Let me give an example. Some time ago I ordered on a website an album by a band called Longbranch Pennywhistle. This album was missing in my collection. When ordering this album the website informed me that an album by another band called Shiloh was in stock. I was asked if I was interested that one as well? Which I was, so I bought both of them. Afterwards, I wondered how they did that, because they can’t apply logic such as: 400 customer have bought product A and 250 of them bought product B as well, you’re now ordering A, so you’re probably also interested in B. I can guarantee you, this website can’t apply this kind of logic, because no 400 copies of the album by Longbranch Pennywhistle are being sold in a year, probably just one or two.

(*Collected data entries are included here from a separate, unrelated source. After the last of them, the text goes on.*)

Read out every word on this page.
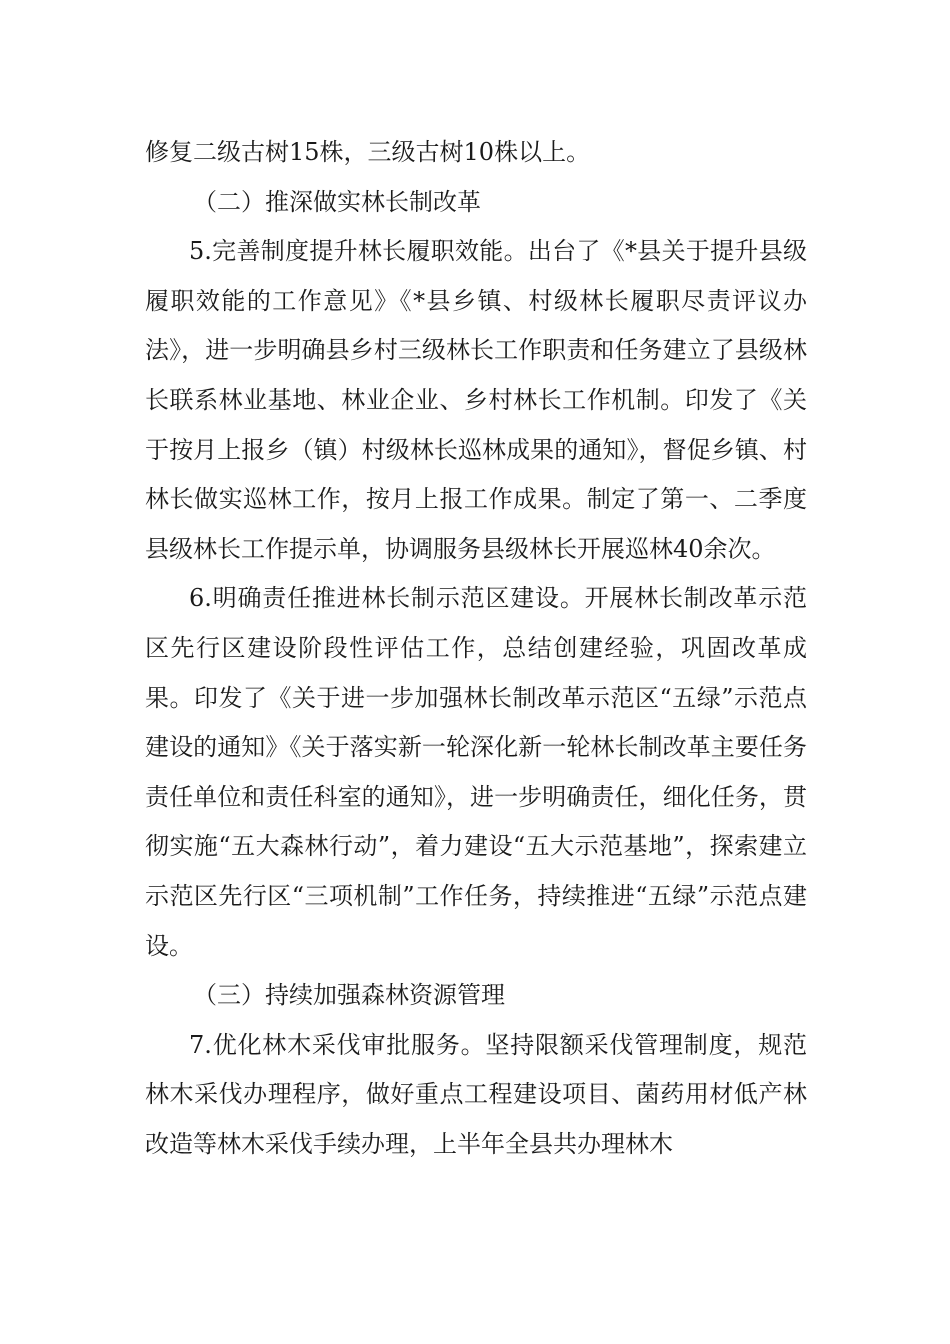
修复二级古树15株，三级古树10株以上。

（二）推深做实林长制改革

5.完善制度提升林长履职效能。出台了《*县关于提升县级履职效能的工作意见》《*县乡镇、村级林长履职尽责评议办法》，进一步明确县乡村三级林长工作职责和任务建立了县级林长联系林业基地、林业企业、乡村林长工作机制。印发了《关于按月上报乡（镇）村级林长巡林成果的通知》，督促乡镇、村林长做实巡林工作，按月上报工作成果。制定了第一、二季度县级林长工作提示单，协调服务县级林长开展巡林40余次。

6.明确责任推进林长制示范区建设。开展林长制改革示范区先行区建设阶段性评估工作，总结创建经验，巩固改革成果。印发了《关于进一步加强林长制改革示范区“五绿”示范点建设的通知》《关于落实新一轮深化新一轮林长制改革主要任务责任单位和责任科室的通知》，进一步明确责任，细化任务，贯彻实施“五大森林行动”，着力建设“五大示范基地”，探索建立示范区先行区“三项机制”工作任务，持续推进“五绿”示范点建设。

（三）持续加强森林资源管理

7.优化林木采伐审批服务。坚持限额采伐管理制度，规范林木采伐办理程序，做好重点工程建设项目、菌药用材低产林改造等林木采伐手续办理，上半年全县共办理林木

So, I kept wondering how they were able to discover a relationship between these two albums? I decided to give them a call. When I had them on the phone, I asked them to connect me with one of their IT specialists, which they did to my surprise. I asked how they were able to recommend that Shiloh album. The guy explained that it was simple. They store everything they know about bands, artists, and albums in a database. It’s like a network of knowledge on music. When someone buys a product, the network is navigated to find relationships. The relationship between these two bands is that one of the members of Longbranch Pennywhistle and one of Shiloh started another band called The Eagles. My final question was whether this network database was a big database. The answer was a definite No. In fact, measured in bytes, it was a really small database. This website was using a small database to support some of their most important forms of analytics.
Conclusion, for some really fancy forms of analytics, big data is not always needed. “Small” data can be sufficient. It’s not about the size, it’s about the quality of the data and about having the right data at the right time. Some forms of analytics really require BIG data, but … not always.